Teleman tore the straps loose and wiggled around in the seat to peer at a foot-long gash in the metal beneath his feet. The capsule had stopped against some obstruction, so that it was canted over at a steep angle. The close confines of the interior gave him little room to move about, but he managed to reach the emergency pack strapped beneath the seat and haul out the sleeping bag, cursing fluently under his breath. He got the sleeping bag jammed into the hole and at once the shrieking sound of the wind died away to a thin whistle. Teleman struggled back into the couch, breathing hard. The amp meter showed a full charge in the batteries that should be good for several hours of steady heat output, providing he ran nothing else at the same time. The interior temperature was already down to twenty-two degrees above freezing, and unless he wanted to freeze to death while he slept he had to bring it back up. Forcing his fuzzy mind to work, he did a rough calculation on how long it would take the RFK to reach the coast. As near as he could tell, he could not be farther than five miles from the cliffs, probably three hours hiking in this miserable storm. He felt the best the RFK could make in the seas that he had glimpsed briefly from the air was about twenty knots, this close to the Cape. At two-hundred-odd miles that would be at least ten to eleven hours. Teleman knew that he had to get some sleep, no matter what happened. His heart was thudding painfully again and his eyes refused to focus. Hell, he thought, he would make it six hours of sleep. They would wait for him.

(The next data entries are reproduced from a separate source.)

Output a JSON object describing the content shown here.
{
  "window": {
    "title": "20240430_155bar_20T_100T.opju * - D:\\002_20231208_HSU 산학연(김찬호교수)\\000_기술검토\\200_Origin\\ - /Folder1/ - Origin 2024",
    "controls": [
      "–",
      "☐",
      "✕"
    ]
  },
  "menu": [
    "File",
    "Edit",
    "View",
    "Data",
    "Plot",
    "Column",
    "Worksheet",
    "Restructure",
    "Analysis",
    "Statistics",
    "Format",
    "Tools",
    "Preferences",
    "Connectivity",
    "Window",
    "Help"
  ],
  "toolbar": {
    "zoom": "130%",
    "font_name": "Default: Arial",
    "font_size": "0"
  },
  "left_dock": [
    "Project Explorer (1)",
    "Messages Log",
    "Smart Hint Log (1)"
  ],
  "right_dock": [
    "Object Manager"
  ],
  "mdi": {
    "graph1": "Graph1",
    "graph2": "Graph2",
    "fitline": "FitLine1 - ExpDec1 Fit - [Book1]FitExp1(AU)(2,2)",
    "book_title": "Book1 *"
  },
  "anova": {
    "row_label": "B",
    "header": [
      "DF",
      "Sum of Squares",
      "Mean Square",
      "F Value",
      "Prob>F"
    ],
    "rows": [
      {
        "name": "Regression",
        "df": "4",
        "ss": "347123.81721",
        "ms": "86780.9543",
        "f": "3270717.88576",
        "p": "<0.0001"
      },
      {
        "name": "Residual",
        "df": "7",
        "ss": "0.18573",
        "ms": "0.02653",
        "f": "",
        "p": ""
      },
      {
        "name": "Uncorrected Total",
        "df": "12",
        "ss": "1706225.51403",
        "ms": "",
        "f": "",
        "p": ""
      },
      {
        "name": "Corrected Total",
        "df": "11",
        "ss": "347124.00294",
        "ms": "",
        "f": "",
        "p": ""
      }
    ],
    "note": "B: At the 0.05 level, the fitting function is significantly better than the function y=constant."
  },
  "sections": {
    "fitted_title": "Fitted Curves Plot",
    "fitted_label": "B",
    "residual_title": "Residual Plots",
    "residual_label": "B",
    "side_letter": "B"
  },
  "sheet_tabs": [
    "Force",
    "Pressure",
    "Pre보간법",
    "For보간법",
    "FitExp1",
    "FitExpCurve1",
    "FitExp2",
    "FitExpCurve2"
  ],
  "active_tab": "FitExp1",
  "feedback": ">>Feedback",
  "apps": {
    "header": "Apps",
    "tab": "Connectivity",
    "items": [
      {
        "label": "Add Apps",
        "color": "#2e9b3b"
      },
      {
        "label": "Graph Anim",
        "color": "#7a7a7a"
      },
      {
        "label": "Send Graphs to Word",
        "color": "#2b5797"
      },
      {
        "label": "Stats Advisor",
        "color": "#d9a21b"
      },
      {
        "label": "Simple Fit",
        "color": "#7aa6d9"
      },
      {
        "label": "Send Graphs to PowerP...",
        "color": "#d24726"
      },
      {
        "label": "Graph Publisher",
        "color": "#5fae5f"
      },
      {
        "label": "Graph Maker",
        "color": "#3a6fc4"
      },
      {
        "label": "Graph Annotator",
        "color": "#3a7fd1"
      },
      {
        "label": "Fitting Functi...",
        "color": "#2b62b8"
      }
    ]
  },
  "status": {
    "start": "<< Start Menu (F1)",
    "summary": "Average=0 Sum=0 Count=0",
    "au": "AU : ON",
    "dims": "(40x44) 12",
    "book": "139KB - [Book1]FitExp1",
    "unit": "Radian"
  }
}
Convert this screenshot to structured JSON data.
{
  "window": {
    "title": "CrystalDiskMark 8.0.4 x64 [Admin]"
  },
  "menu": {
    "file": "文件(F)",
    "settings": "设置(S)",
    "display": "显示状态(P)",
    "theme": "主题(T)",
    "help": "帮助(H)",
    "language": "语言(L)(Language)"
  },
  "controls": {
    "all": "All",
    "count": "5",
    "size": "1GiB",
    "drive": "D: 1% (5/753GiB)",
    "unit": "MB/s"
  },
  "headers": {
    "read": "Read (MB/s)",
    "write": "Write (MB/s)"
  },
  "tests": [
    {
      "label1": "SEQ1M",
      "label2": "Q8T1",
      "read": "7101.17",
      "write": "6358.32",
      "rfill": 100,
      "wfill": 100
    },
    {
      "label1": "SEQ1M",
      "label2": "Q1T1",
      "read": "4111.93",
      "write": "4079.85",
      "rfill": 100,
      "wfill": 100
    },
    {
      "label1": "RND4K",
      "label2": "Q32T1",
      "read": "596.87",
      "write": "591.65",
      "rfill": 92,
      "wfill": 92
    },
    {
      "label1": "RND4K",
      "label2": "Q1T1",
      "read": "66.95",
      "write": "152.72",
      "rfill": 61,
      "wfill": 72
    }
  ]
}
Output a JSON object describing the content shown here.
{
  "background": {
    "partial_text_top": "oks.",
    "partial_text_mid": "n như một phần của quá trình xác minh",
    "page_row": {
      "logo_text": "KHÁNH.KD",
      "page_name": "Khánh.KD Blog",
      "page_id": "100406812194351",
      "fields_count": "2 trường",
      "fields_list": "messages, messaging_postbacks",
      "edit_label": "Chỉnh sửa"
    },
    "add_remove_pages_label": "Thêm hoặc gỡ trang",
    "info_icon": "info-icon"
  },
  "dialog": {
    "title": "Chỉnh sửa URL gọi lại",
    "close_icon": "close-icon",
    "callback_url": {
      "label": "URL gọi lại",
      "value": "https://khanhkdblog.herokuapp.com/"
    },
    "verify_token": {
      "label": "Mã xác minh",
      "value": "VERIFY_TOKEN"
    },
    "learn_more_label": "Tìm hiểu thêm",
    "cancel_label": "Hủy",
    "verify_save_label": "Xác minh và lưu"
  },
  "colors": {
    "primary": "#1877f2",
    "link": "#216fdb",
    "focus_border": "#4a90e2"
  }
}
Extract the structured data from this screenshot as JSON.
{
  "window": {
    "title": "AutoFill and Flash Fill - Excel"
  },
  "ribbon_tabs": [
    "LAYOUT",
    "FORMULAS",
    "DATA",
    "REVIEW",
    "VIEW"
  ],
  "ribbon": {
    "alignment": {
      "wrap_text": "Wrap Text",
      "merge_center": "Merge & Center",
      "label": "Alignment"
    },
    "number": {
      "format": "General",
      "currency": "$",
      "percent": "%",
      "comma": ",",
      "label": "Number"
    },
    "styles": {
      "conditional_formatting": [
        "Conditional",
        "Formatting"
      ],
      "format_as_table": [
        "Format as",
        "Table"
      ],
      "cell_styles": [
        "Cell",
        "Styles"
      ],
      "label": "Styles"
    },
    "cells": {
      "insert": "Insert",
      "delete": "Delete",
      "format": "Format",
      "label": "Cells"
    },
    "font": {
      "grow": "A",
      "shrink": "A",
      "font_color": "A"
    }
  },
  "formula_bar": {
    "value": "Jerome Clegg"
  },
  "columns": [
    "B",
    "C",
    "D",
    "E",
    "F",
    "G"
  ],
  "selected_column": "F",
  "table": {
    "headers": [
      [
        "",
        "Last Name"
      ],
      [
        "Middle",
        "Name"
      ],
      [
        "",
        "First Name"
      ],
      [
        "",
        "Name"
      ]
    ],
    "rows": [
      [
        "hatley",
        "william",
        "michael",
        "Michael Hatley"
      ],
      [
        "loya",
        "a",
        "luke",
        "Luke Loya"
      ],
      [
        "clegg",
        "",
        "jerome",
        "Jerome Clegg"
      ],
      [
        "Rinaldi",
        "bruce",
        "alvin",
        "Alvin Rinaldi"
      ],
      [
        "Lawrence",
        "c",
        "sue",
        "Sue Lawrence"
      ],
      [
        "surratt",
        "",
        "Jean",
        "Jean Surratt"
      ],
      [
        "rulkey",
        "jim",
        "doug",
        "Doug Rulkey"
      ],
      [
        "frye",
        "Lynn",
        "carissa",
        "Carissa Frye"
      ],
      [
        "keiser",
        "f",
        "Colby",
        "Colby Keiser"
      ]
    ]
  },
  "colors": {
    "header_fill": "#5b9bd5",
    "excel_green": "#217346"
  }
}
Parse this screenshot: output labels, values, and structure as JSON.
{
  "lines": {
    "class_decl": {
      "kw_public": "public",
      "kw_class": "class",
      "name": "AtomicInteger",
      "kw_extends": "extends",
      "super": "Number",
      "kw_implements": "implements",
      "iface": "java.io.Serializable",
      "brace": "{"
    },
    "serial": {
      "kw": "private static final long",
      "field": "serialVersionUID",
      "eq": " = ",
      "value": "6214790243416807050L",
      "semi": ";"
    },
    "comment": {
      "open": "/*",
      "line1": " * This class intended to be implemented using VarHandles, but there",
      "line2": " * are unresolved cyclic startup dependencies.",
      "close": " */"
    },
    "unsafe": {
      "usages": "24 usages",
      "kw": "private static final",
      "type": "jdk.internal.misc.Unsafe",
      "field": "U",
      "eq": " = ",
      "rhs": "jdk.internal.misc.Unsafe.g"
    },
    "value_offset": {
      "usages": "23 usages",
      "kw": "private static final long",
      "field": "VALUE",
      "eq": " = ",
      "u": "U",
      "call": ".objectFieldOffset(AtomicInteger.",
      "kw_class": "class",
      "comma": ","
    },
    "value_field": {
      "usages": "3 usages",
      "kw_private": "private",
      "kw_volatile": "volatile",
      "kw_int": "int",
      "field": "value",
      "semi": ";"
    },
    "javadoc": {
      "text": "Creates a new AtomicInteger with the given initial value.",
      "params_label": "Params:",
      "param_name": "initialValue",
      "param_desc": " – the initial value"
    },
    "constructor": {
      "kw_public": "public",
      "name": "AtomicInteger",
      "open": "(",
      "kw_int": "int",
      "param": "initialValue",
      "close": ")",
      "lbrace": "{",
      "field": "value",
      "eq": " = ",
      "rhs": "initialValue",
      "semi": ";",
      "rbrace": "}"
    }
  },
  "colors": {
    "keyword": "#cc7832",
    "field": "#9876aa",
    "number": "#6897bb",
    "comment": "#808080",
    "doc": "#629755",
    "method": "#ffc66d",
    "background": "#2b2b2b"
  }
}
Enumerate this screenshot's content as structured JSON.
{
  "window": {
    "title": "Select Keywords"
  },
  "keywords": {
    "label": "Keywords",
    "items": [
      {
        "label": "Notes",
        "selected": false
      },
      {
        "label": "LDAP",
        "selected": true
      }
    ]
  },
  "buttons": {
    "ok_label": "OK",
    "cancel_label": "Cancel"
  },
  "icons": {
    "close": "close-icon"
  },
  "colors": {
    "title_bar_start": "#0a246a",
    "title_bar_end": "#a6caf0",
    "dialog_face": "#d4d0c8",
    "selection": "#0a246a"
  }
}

Painfully, he brought his arm up and fumbled with the alarm on his wristwatch, setting it for six hours. The last thing he remembered was trying to peer out of the narrow slit to see what the terrain was like. The roar of the wind in the trees and the delicate shuddering of the capsule knocked him out as effectively as a blackjack.
CHAPTER 13
The storm crested a few hours after Larkin turned the ship to run before the heavy seas crashing down on the battered, ice-shrouded shape with winds of gale force as it ran toward the coast at twenty-three knots. Teleman's call had come just after she had reached the rendezvous point. As soon as Teleman had bailed out, the radar operator had done his best to track the ejection capsule as it plummeted into the thick forest edging the coastal cliffs. They now had the pilot's location pinpointed to within a mile and were running for the location as fast as they dared in the heavy seas. Larkin motioned Folsom over to his console and handed him a flimsy that had just come in.